Classification of multiway analytical data based on MOLMAP approach

Anal Chim Acta. 2007 Dec 19;605(2):134-46. doi: 10.1016/j.aca.2007.10.029. Epub 2007 Oct 24.

Abstract

A new method for the study of molecule chemical information organized into three-way data structures (MOLMAP) was recently proposed in literature. Basically, MOLMAP molecular fingerprints are calculated by projecting bond properties of molecules into Kohonen networks and used to generate molecular descriptors for QSAR modeling. Since this technique has never been applied to other kinds of chemical multiway data, in this study classification models were carried out by means of MOLMAP approach on three-way analytical datasets of electronic nose and fluorescence data. For comparing purposes, other classification methods were applied to the same datasets: Discriminant Analysis on the PARAFAC scores and Partial Least Square-Discriminant Analysis (PLS-DA) on the unfolded data. Since the MOLMAP approach provided good results for the analyzed datasets, here, we propose the MOLMAP approach to be used as a general technique for the classification of multiway datasets.
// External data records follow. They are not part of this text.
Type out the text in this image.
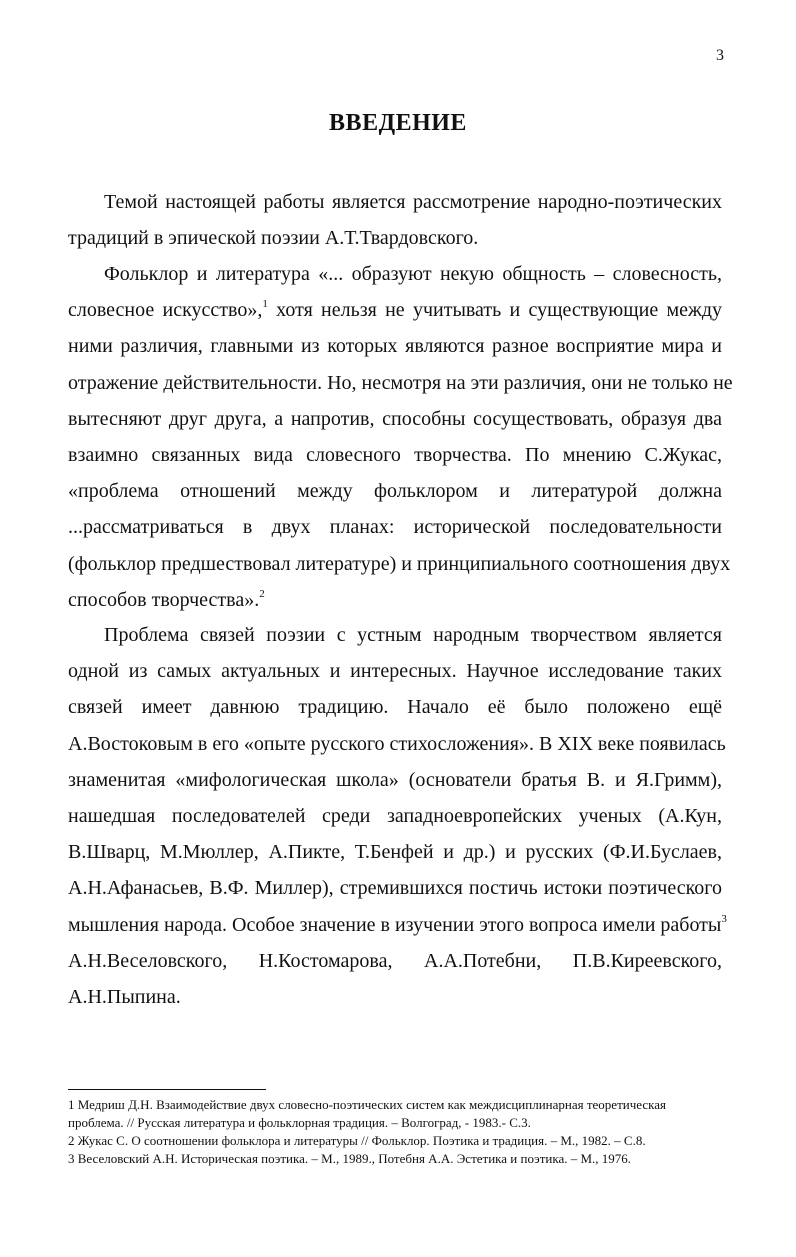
3
ВВЕДЕНИЕ
Темой настоящей работы является рассмотрение народно-поэтических
традиций в эпической поэзии А.Т.Твардовского.
Фольклор и литература «... образуют некую общность – словесность,
словесное искусство»,$^1$ хотя нельзя не учитывать и существующие между
ними различия, главными из которых являются разное восприятие мира и
отражение действительности. Но, несмотря на эти различия, они не только не
вытесняют друг друга, а напротив, способны сосуществовать, образуя два
взаимно связанных вида словесного творчества. По мнению С.Жукас,
«проблема отношений между фольклором и литературой должна
...рассматриваться в двух планах: исторической последовательности
(фольклор предшествовал литературе) и принципиального соотношения двух
способов творчества».$^2$
Проблема связей поэзии с устным народным творчеством является
одной из самых актуальных и интересных. Научное исследование таких
связей имеет давнюю традицию. Начало её было положено ещё
А.Востоковым в его «опыте русского стихосложения». В XIX веке появилась
знаменитая «мифологическая школа» (основатели братья В. и Я.Гримм),
нашедшая последователей среди западноевропейских ученых (А.Кун,
В.Шварц, М.Мюллер, А.Пикте, Т.Бенфей и др.) и русских (Ф.И.Буслаев,
А.Н.Афанасьев, В.Ф. Миллер), стремившихся постичь истоки поэтического
мышления народа. Особое значение в изучении этого вопроса имели работы$^3$
А.Н.Веселовского, Н.Костомарова, А.А.Потебни, П.В.Киреевского,
А.Н.Пыпина.
1 Медриш Д.Н. Взаимодействие двух словесно-поэтических систем как междисциплинарная теоретическая
проблема. // Русская литература и фольклорная традиция. – Волгоград, - 1983.- С.3.
2 Жукас С. О соотношении фольклора и литературы // Фольклор. Поэтика и традиция. – М., 1982. – С.8.
3 Веселовский А.Н. Историческая поэтика. – М., 1989., Потебня А.А. Эстетика и поэтика. – М., 1976.
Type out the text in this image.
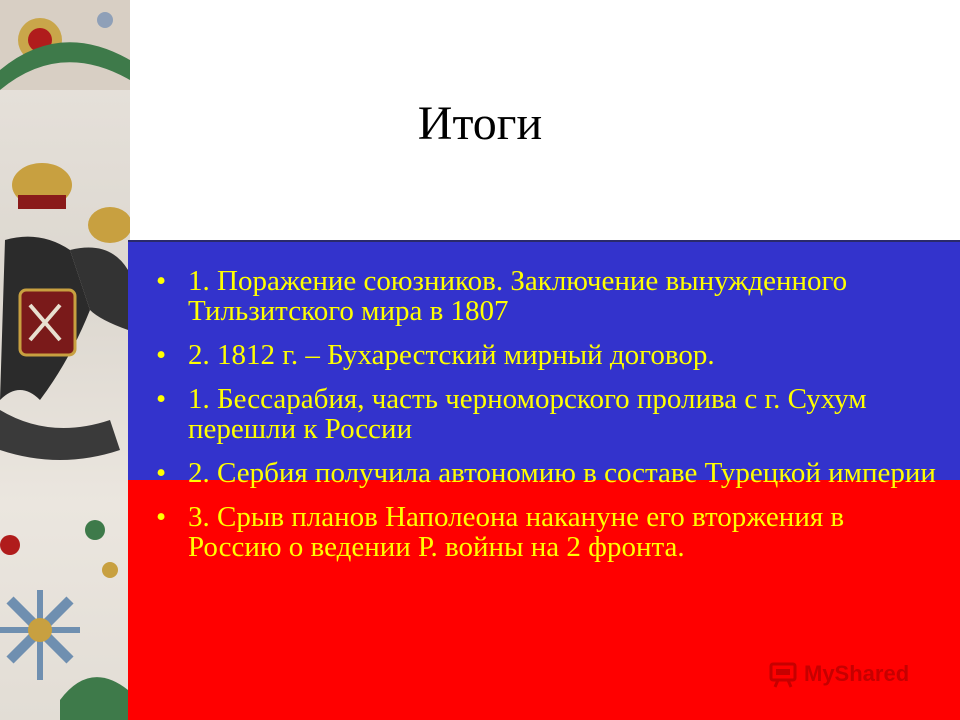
Итоги
• 1. Поражение союзников. Заключение вынужденного Тильзитского мира в 1807
• 2. 1812 г. – Бухарестский мирный договор.
• 1. Бессарабия, часть черноморского пролива с г. Сухум перешли к России
• 2. Сербия получила автономию в составе Турецкой империи
• 3. Срыв планов Наполеона накануне его вторжения в Россию о ведении Р. войны на 2 фронта.
MyShared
Actually, besides the good classification performances, other advantages came out: (a) the MOLMAP scores appeared as effective fingerprints for data characterization; (b) the role and importance of each portion of the multiway data can be analyzed in a comprehensive way; (c) it is possible to understand which variables have greater discriminant power and consequently apply data reduction.